Dining Out With a Toddler is Like Wrestling With an Octopus

by Julie Vick October 01, 2016

Before my first son was born, people told me to go out to restaurants when he was a baby. “They just sleep all the time when they're little,” friends would say. “It’s a good time to go out to eat.”

Of course, the subtext that I didn’t understand at the time was this: Your days of eating out in restaurants are numbered.

Turns out, our baby didn’t sleep all the time. He slept very little of the time and any time he was sleeping I was usually scouring books and websites about how to get him sleep better, so we didn’t even attempt dining out.

Around six months we tested the waters and took him out a bit. He was usually happy to hang out and was easily distracted by watching the waitstaff or a really good ceiling light.

Then he turned into a toddler.

Eating out with a toddler is like dining with an octopus. They thrash around and grab at everything – utensils, sugar packets, hot trays of food. I try to study the online menu before I visit a restaurant, because once I arrive there will be no time to contemplate choices. The clock is ticking from the moment you sit down. It’s best to ask for your check when you order your food, and when the food arrives you shove down what you can while feeding books, toys, and stuffed animals into their eager hands.

Still, my husband and I took my first son out when he was young. Going out to eat was an aspect of my pre-kid life that I really enjoyed and tried to hold onto in some way.

We would typically get to a restaurant at 5 p.m. to avoid being there anywhere near his bedtime. There were usually a few other kids in a joint at that hour and whenever I saw a youngish couple out to eat I had to resist the urge to run over to them and say, “What are you doing here so early? Go home and do nothing for a couple of hours and then come back at 7 o’clock. Then hit up a movie in an actual theater, because at some point in your future you may only be able to watch a movie in 20-minute increments spread over six nights!”

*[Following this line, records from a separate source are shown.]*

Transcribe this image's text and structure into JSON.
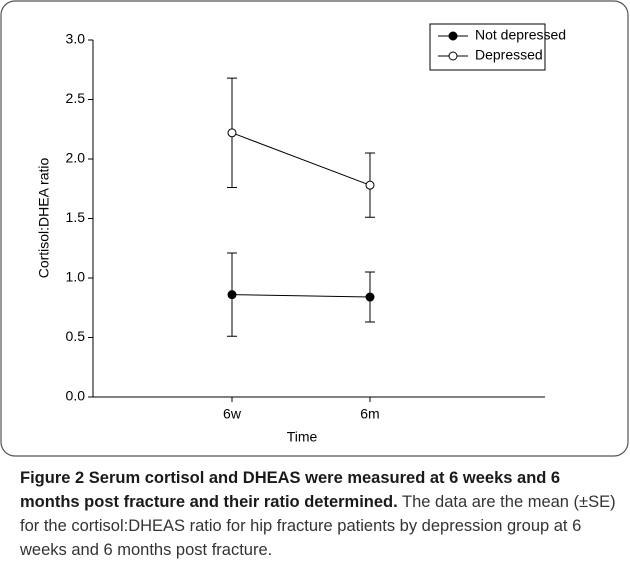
{
  "chart_data": {
    "type": "line",
    "y_label": "Cortisol:DHEA ratio",
    "x_label": "Time",
    "categories": [
      "6w",
      "6m"
    ],
    "series": [
      {
        "name": "Not depressed",
        "color": "#000000",
        "marker_fill": "#000000",
        "values": [
          0.86,
          0.84
        ],
        "errors": [
          0.35,
          0.21
        ]
      },
      {
        "name": "Depressed",
        "color": "#000000",
        "marker_fill": "#ffffff",
        "values": [
          2.22,
          1.78
        ],
        "errors": [
          0.46,
          0.27
        ]
      }
    ],
    "ylim": [
      0,
      3
    ],
    "yticks": [
      {
        "value": 0,
        "label": "0.0"
      },
      0.5,
      {
        "value": 1,
        "label": "1.0"
      },
      1.5,
      {
        "value": 2,
        "label": "2.0"
      },
      2.5,
      {
        "value": 3,
        "label": "3.0"
      }
    ],
    "legend": "upper-right"
  },
  "caption": {
    "title": "Figure 2 Serum cortisol and DHEAS were measured at 6 weeks and 6 months post fracture and their ratio determined.",
    "text": "The data are the mean (±SE) for the cortisol:DHEAS ratio for hip fracture patients by depression group at 6 weeks and 6 months post fracture."
  }
}
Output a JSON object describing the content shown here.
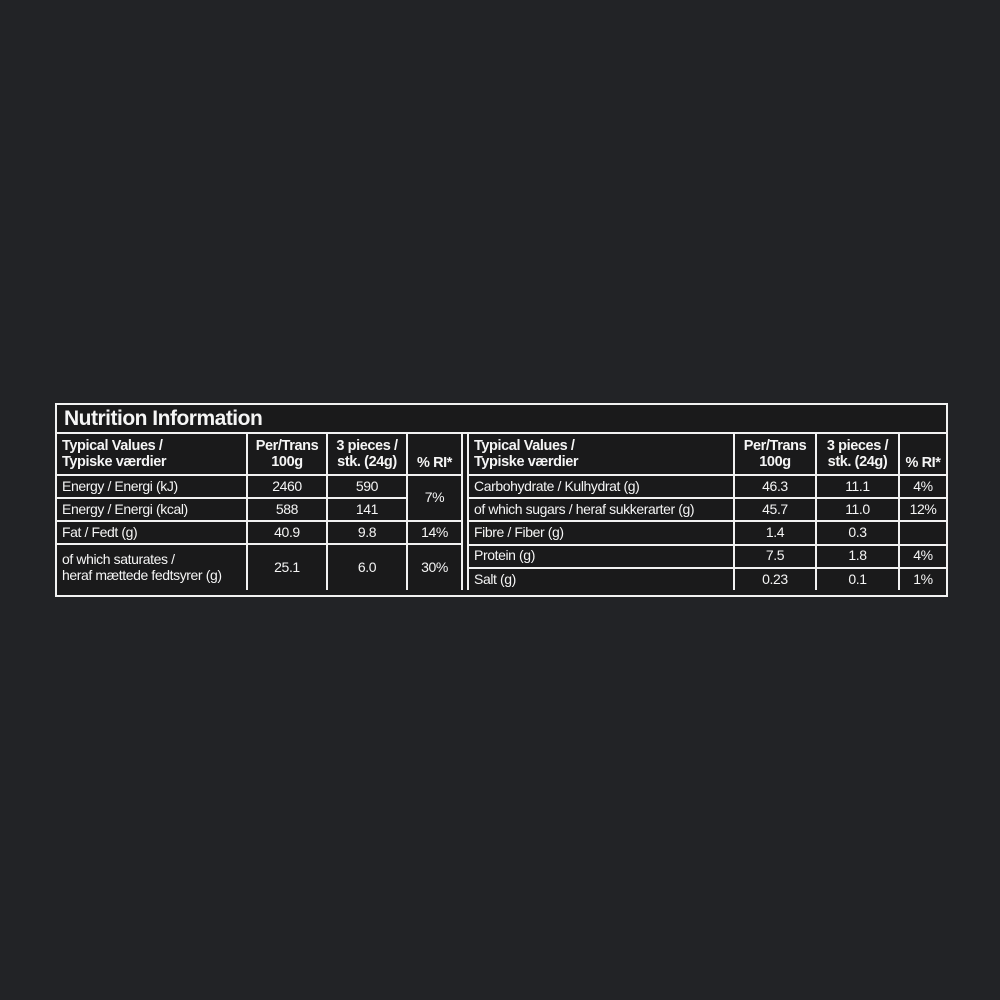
{
  "background_color": "#222326",
  "label": {
    "title": "Nutrition Information",
    "colors": {
      "panel_bg": "#1a1a1b",
      "line": "#f2f2f2",
      "text": "#f5f5f5"
    },
    "left_table": {
      "headers": {
        "label": "Typical Values /\nTypiske værdier",
        "per100": "Per/Trans\n100g",
        "serving": "3 pieces /\nstk. (24g)",
        "ri": "% RI*"
      },
      "rows": [
        {
          "label": "Energy / Energi (kJ)",
          "per100": "2460",
          "serving": "590",
          "ri": "7%"
        },
        {
          "label": "Energy / Energi (kcal)",
          "per100": "588",
          "serving": "141"
        },
        {
          "label": "Fat / Fedt (g)",
          "per100": "40.9",
          "serving": "9.8",
          "ri": "14%"
        },
        {
          "label": "of which saturates /\nheraf mættede fedtsyrer (g)",
          "per100": "25.1",
          "serving": "6.0",
          "ri": "30%"
        }
      ]
    },
    "right_table": {
      "headers": {
        "label": "Typical Values /\nTypiske værdier",
        "per100": "Per/Trans\n100g",
        "serving": "3 pieces /\nstk. (24g)",
        "ri": "% RI*"
      },
      "rows": [
        {
          "label": "Carbohydrate / Kulhydrat (g)",
          "per100": "46.3",
          "serving": "11.1",
          "ri": "4%"
        },
        {
          "label": "of which sugars / heraf sukkerarter (g)",
          "per100": "45.7",
          "serving": "11.0",
          "ri": "12%"
        },
        {
          "label": "Fibre / Fiber (g)",
          "per100": "1.4",
          "serving": "0.3",
          "ri": ""
        },
        {
          "label": "Protein (g)",
          "per100": "7.5",
          "serving": "1.8",
          "ri": "4%"
        },
        {
          "label": "Salt (g)",
          "per100": "0.23",
          "serving": "0.1",
          "ri": "1%"
        }
      ]
    }
  }
}
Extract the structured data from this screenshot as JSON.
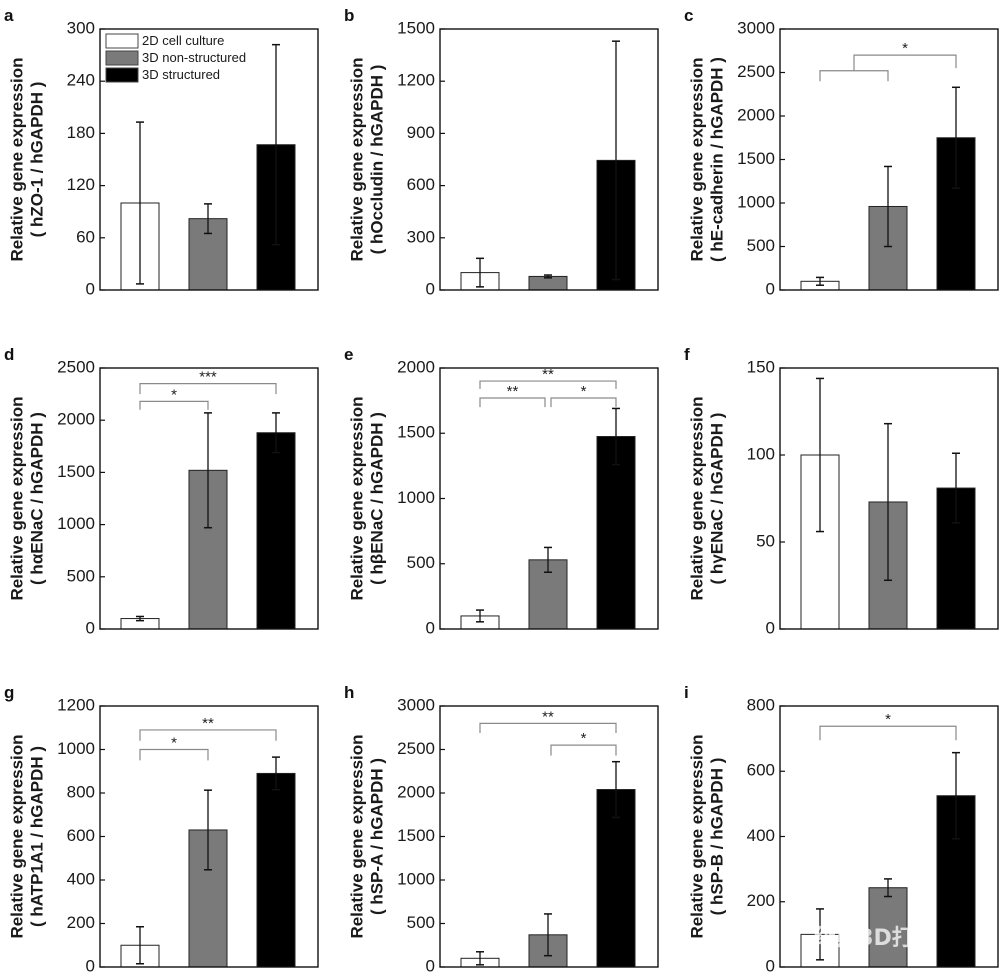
{
  "legend": {
    "items": [
      {
        "label": "2D cell culture",
        "color": "#ffffff"
      },
      {
        "label": "3D non-structured",
        "color": "#7a7a7a"
      },
      {
        "label": "3D structured",
        "color": "#000000"
      }
    ]
  },
  "watermark": "级熊3D打印",
  "chart_data": [
    {
      "type": "bar",
      "panel": "a",
      "title": "",
      "xlabel": "",
      "ylabel": "Relative gene expression",
      "ylabel2": "( hZO-1 / hGAPDH )",
      "ylim": [
        0,
        300
      ],
      "yticks": [
        0,
        60,
        120,
        180,
        240,
        300
      ],
      "categories": [
        "2D cell culture",
        "3D non-structured",
        "3D structured"
      ],
      "values": [
        100,
        82,
        167
      ],
      "errors": [
        93,
        17,
        115
      ],
      "significance": [],
      "show_legend": true
    },
    {
      "type": "bar",
      "panel": "b",
      "ylabel": "Relative gene expression",
      "ylabel2": "( hOccludin / hGAPDH )",
      "ylim": [
        0,
        1500
      ],
      "yticks": [
        0,
        300,
        600,
        900,
        1200,
        1500
      ],
      "categories": [
        "2D cell culture",
        "3D non-structured",
        "3D structured"
      ],
      "values": [
        100,
        78,
        745
      ],
      "errors": [
        82,
        8,
        685
      ],
      "significance": []
    },
    {
      "type": "bar",
      "panel": "c",
      "ylabel": "Relative gene expression",
      "ylabel2": "( hE-cadherin / hGAPDH )",
      "ylim": [
        0,
        3000
      ],
      "yticks": [
        0,
        500,
        1000,
        1500,
        2000,
        2500,
        3000
      ],
      "categories": [
        "2D cell culture",
        "3D non-structured",
        "3D structured"
      ],
      "values": [
        100,
        960,
        1750
      ],
      "errors": [
        45,
        460,
        580
      ],
      "significance": [
        {
          "type": "nested",
          "inner": [
            0,
            1
          ],
          "outer_to": 2,
          "inner_level": 2520,
          "outer_level": 2700,
          "inner_drop": 2400,
          "outer_drop": 2550,
          "label": "*"
        }
      ]
    },
    {
      "type": "bar",
      "panel": "d",
      "ylabel": "Relative gene expression",
      "ylabel2": "( hαENaC / hGAPDH )",
      "ylim": [
        0,
        2500
      ],
      "yticks": [
        0,
        500,
        1000,
        1500,
        2000,
        2500
      ],
      "categories": [
        "2D cell culture",
        "3D non-structured",
        "3D structured"
      ],
      "values": [
        100,
        1520,
        1880
      ],
      "errors": [
        20,
        550,
        190
      ],
      "significance": [
        {
          "from": 0,
          "to": 1,
          "level": 2180,
          "drop": 2100,
          "label": "*"
        },
        {
          "from": 0,
          "to": 2,
          "level": 2350,
          "drop": 2250,
          "label": "***"
        }
      ]
    },
    {
      "type": "bar",
      "panel": "e",
      "ylabel": "Relative gene expression",
      "ylabel2": "( hβENaC / hGAPDH )",
      "ylim": [
        0,
        2000
      ],
      "yticks": [
        0,
        500,
        1000,
        1500,
        2000
      ],
      "categories": [
        "2D cell culture",
        "3D non-structured",
        "3D structured"
      ],
      "values": [
        100,
        530,
        1475
      ],
      "errors": [
        45,
        95,
        215
      ],
      "significance": [
        {
          "from": 0,
          "to": 1,
          "level": 1770,
          "drop": 1700,
          "label": "**"
        },
        {
          "from": 1,
          "to": 2,
          "level": 1770,
          "drop": 1700,
          "label": "*"
        },
        {
          "from": 0,
          "to": 2,
          "level": 1900,
          "drop": 1840,
          "label": "**"
        }
      ]
    },
    {
      "type": "bar",
      "panel": "f",
      "ylabel": "Relative gene expression",
      "ylabel2": "( hγENaC / hGAPDH )",
      "ylim": [
        0,
        150
      ],
      "yticks": [
        0,
        50,
        100,
        150
      ],
      "categories": [
        "2D cell culture",
        "3D non-structured",
        "3D structured"
      ],
      "values": [
        100,
        73,
        81
      ],
      "errors": [
        44,
        45,
        20
      ],
      "significance": []
    },
    {
      "type": "bar",
      "panel": "g",
      "ylabel": "Relative gene expression",
      "ylabel2": "( hATP1A1 / hGAPDH )",
      "ylim": [
        0,
        1200
      ],
      "yticks": [
        0,
        200,
        400,
        600,
        800,
        1000,
        1200
      ],
      "categories": [
        "2D cell culture",
        "3D non-structured",
        "3D structured"
      ],
      "values": [
        100,
        630,
        890
      ],
      "errors": [
        85,
        183,
        75
      ],
      "significance": [
        {
          "from": 0,
          "to": 1,
          "level": 1000,
          "drop": 950,
          "label": "*"
        },
        {
          "from": 0,
          "to": 2,
          "level": 1090,
          "drop": 1040,
          "label": "**"
        }
      ]
    },
    {
      "type": "bar",
      "panel": "h",
      "ylabel": "Relative gene expression",
      "ylabel2": "( hSP-A / hGAPDH )",
      "ylim": [
        0,
        3000
      ],
      "yticks": [
        0,
        500,
        1000,
        1500,
        2000,
        2500,
        3000
      ],
      "categories": [
        "2D cell culture",
        "3D non-structured",
        "3D structured"
      ],
      "values": [
        100,
        370,
        2040
      ],
      "errors": [
        75,
        240,
        320
      ],
      "significance": [
        {
          "from": 1,
          "to": 2,
          "level": 2550,
          "drop": 2430,
          "label": "*"
        },
        {
          "from": 0,
          "to": 2,
          "level": 2800,
          "drop": 2690,
          "label": "**"
        }
      ]
    },
    {
      "type": "bar",
      "panel": "i",
      "ylabel": "Relative gene expression",
      "ylabel2": "( hSP-B / hGAPDH )",
      "ylim": [
        0,
        800
      ],
      "yticks": [
        0,
        200,
        400,
        600,
        800
      ],
      "categories": [
        "2D cell culture",
        "3D non-structured",
        "3D structured"
      ],
      "values": [
        100,
        243,
        525
      ],
      "errors": [
        78,
        27,
        132
      ],
      "significance": [
        {
          "from": 0,
          "to": 2,
          "level": 738,
          "drop": 695,
          "label": "*"
        }
      ]
    }
  ]
}
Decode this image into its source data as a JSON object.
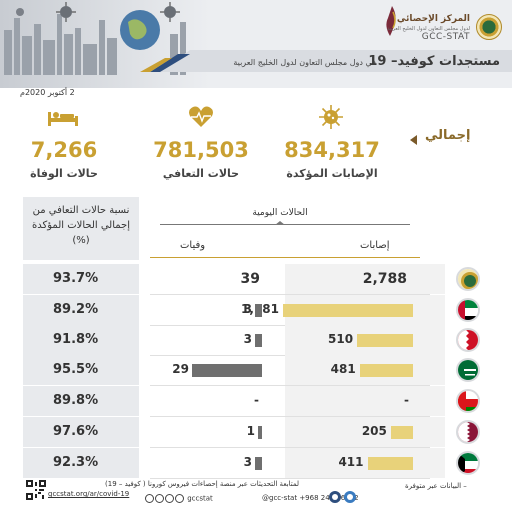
{
  "header": {
    "brand_ar": "المركز الإحصائي",
    "brand_sub": "لدول مجلس التعاون لدول الخليج العربية",
    "brand_en": "GCC-STAT",
    "title_main": "مستجدات كوفيد– 19",
    "title_sub": "في دول مجلس التعاون لدول الخليج العربية"
  },
  "date": "2 أكتوبر 2020م",
  "kpis": {
    "total_label": "إجمالي",
    "cases": {
      "value": "834,317",
      "label": "الإصابات المؤكدة",
      "icon": "virus-icon"
    },
    "recovered": {
      "value": "781,503",
      "label": "حالات التعافي",
      "icon": "heartbeat-icon"
    },
    "deaths": {
      "value": "7,266",
      "label": "حالات الوفاة",
      "icon": "patient-bed-icon"
    }
  },
  "table": {
    "recovery_header": "نسبة حالات التعافي من إجمالي الحالات المؤكدة (%)",
    "daily_header": "الحالات اليومية",
    "deaths_header": "وفيات",
    "cases_header": "إصابات",
    "rows": [
      {
        "country": "GCC",
        "flag": "gcc-emblem",
        "recovery_pct": "93.7%",
        "daily_cases": "2,788",
        "daily_deaths": "39",
        "case_fraction": 0,
        "death_fraction": 0,
        "total": true
      },
      {
        "country": "UAE",
        "flag": "uae-flag",
        "recovery_pct": "89.2%",
        "daily_cases": "1,181",
        "daily_deaths": "3",
        "case_fraction": 1.0,
        "death_fraction": 0.1
      },
      {
        "country": "Bahrain",
        "flag": "bahrain-flag",
        "recovery_pct": "91.8%",
        "daily_cases": "510",
        "daily_deaths": "3",
        "case_fraction": 0.43,
        "death_fraction": 0.1
      },
      {
        "country": "Saudi Arabia",
        "flag": "saudi-flag",
        "recovery_pct": "95.5%",
        "daily_cases": "481",
        "daily_deaths": "29",
        "case_fraction": 0.41,
        "death_fraction": 1.0
      },
      {
        "country": "Oman",
        "flag": "oman-flag",
        "recovery_pct": "89.8%",
        "daily_cases": "-",
        "daily_deaths": "-",
        "case_fraction": 0,
        "death_fraction": 0
      },
      {
        "country": "Qatar",
        "flag": "qatar-flag",
        "recovery_pct": "97.6%",
        "daily_cases": "205",
        "daily_deaths": "1",
        "case_fraction": 0.17,
        "death_fraction": 0.03
      },
      {
        "country": "Kuwait",
        "flag": "kuwait-flag",
        "recovery_pct": "92.3%",
        "daily_cases": "411",
        "daily_deaths": "3",
        "case_fraction": 0.35,
        "death_fraction": 0.1
      }
    ]
  },
  "footer": {
    "note": "لمتابعة التحديثات عبر منصة إحصاءات فيروس كورونا ( كوفيد – 19)",
    "url": "gccstat.org/ar/covid-19",
    "social": "gccstat",
    "phone": "@gcc-stat  +968 2434 6482",
    "source": "– البيانات عبر متوفرة"
  },
  "colors": {
    "accent_gold": "#c9a032",
    "case_bar": "#e8d27a",
    "death_bar": "#6f6f6f",
    "cell_grey": "#e8eaed"
  }
}
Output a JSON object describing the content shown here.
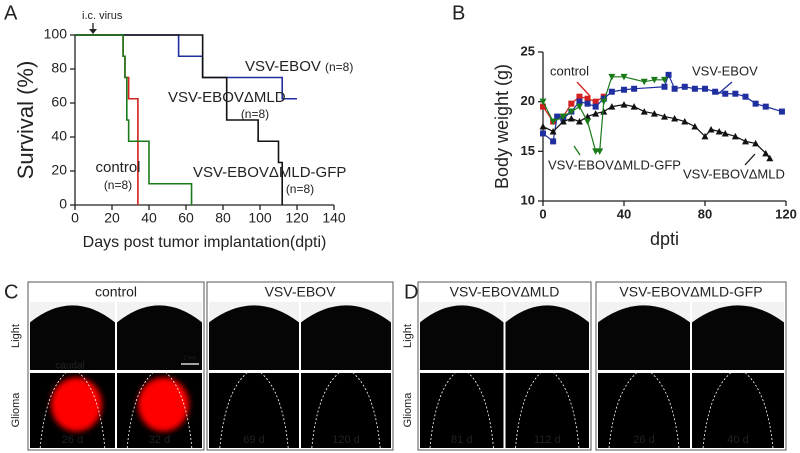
{
  "chart_data": [
    {
      "type": "step",
      "panel": "A",
      "ylabel": "Survival (%)",
      "xlabel": "Days post tumor implantation(dpti)",
      "annotation": "i.c. virus",
      "xlim": [
        0,
        140
      ],
      "xticks": [
        0,
        20,
        40,
        60,
        80,
        100,
        120,
        140
      ],
      "ylim": [
        0,
        100
      ],
      "yticks": [
        0,
        20,
        40,
        60,
        80,
        100
      ],
      "series": [
        {
          "name": "control",
          "note": "(n=8)",
          "color": "#d42020",
          "x": [
            0,
            26,
            27,
            29,
            34
          ],
          "values": [
            100,
            87.5,
            75,
            62.5,
            0
          ]
        },
        {
          "name": "VSV-EBOV",
          "note": "(n=8)",
          "color": "#1f2f9f",
          "x": [
            0,
            56,
            69,
            112,
            120
          ],
          "values": [
            100,
            87.5,
            75,
            62.5,
            62.5
          ]
        },
        {
          "name": "VSV-EBOVΔMLD",
          "note": "(n=8)",
          "color": "#111111",
          "x": [
            0,
            69,
            82,
            99,
            110,
            112
          ],
          "values": [
            100,
            75,
            50,
            37.5,
            25,
            0
          ]
        },
        {
          "name": "VSV-EBOVΔMLD-GFP",
          "note": "(n=8)",
          "color": "#1a7a1a",
          "x": [
            0,
            26,
            27,
            28,
            29,
            40,
            63
          ],
          "values": [
            100,
            87.5,
            75,
            50,
            37.5,
            12.5,
            0
          ]
        }
      ]
    },
    {
      "type": "line",
      "panel": "B",
      "ylabel": "Body weight (g)",
      "xlabel": "dpti",
      "xlim": [
        0,
        120
      ],
      "xticks": [
        0,
        40,
        80,
        120
      ],
      "ylim": [
        10,
        25
      ],
      "yticks": [
        10,
        15,
        20,
        25
      ],
      "series": [
        {
          "name": "control",
          "color": "#d42020",
          "marker": "square",
          "x": [
            0,
            5,
            10,
            14,
            18,
            22,
            26,
            30
          ],
          "values": [
            19.5,
            18.0,
            18.5,
            19.8,
            20.5,
            20.3,
            20.0,
            20.5
          ]
        },
        {
          "name": "VSV-EBOV",
          "color": "#1f2f9f",
          "marker": "square",
          "x": [
            0,
            5,
            7,
            10,
            14,
            18,
            22,
            26,
            30,
            34,
            40,
            45,
            60,
            62,
            65,
            70,
            75,
            80,
            85,
            90,
            95,
            100,
            105,
            110,
            118
          ],
          "values": [
            16.8,
            16.0,
            18.5,
            18.3,
            19.0,
            20.0,
            19.8,
            19.5,
            20.3,
            21.0,
            21.2,
            21.3,
            21.5,
            22.7,
            21.3,
            21.5,
            21.3,
            21.3,
            21.0,
            20.8,
            20.8,
            20.5,
            19.8,
            19.5,
            19.0
          ]
        },
        {
          "name": "VSV-EBOVΔMLD",
          "color": "#111111",
          "marker": "triangle-up",
          "x": [
            0,
            5,
            10,
            14,
            18,
            22,
            26,
            30,
            34,
            40,
            45,
            50,
            55,
            60,
            65,
            70,
            75,
            80,
            83,
            87,
            90,
            95,
            100,
            105,
            110,
            112
          ],
          "values": [
            17.5,
            17.0,
            18.0,
            18.3,
            18.0,
            18.5,
            18.8,
            19.0,
            19.5,
            19.7,
            19.5,
            19.0,
            18.8,
            18.5,
            18.3,
            18.0,
            17.5,
            16.5,
            17.2,
            17.0,
            16.8,
            16.5,
            16.0,
            15.8,
            14.8,
            14.3
          ]
        },
        {
          "name": "VSV-EBOVΔMLD-GFP",
          "color": "#1a7a1a",
          "marker": "triangle-down",
          "x": [
            0,
            5,
            10,
            14,
            18,
            22,
            26,
            28,
            30,
            34,
            40,
            50,
            55,
            60
          ],
          "values": [
            20.0,
            18.0,
            18.5,
            19.0,
            19.5,
            18.0,
            15.0,
            15.0,
            20.0,
            22.5,
            22.5,
            22.0,
            22.2,
            22.2
          ]
        }
      ]
    }
  ],
  "panels": [
    {
      "letter": "C",
      "rows": [
        "Light",
        "Glioma"
      ],
      "orientation": "caudal",
      "scale_bar": "2 mm",
      "groups": [
        {
          "title": "control",
          "signal_color": "#ff0000",
          "images": [
            "26 d",
            "32 d"
          ]
        },
        {
          "title": "VSV-EBOV",
          "images": [
            "69 d",
            "120 d"
          ]
        }
      ]
    },
    {
      "letter": "D",
      "rows": [
        "Light",
        "Glioma"
      ],
      "groups": [
        {
          "title": "VSV-EBOVΔMLD",
          "images": [
            "81 d",
            "112 d"
          ]
        },
        {
          "title": "VSV-EBOVΔMLD-GFP",
          "images": [
            "26 d",
            "40 d"
          ]
        }
      ]
    }
  ]
}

I never actually gave my speech, but I did feel bad when our kiddo would start screaming over something traumatic like a slightly misshapen pancake. We never went anywhere that wasn’t kid-friendly, but I was constantly aware of trying to not ruin someone else’s meal.

One sunny Friday afternoon we got a table on the patio of a neighborhood restaurant. Dining al fresco was a little less guilt-inducing since there was some chance birds would eat some of the 200 cheerios my son would drop, and the street traffic drowned out some of his noise. If we were lucky, a fire truck may even go by with its sirens on.

The waitress brought our toddler a water in a copper Moscow mule cup with a straw, which was unusual but also kind of awesome, and then I noticed several tables filling with young people. Why are you here so early people? I thought to myself. But none of them were looking at us – they were talking to their friends and sipping cocktails. It was happy hour. Kid hour coincided with happy hour.

If the patrons next to me were downing $2 margaritas I suddenly felt less bad about bringing a toddler who may lose his marbles when his strawberries come out from the kitchen sliced instead of whole. In this one small space, we could happily coexist together.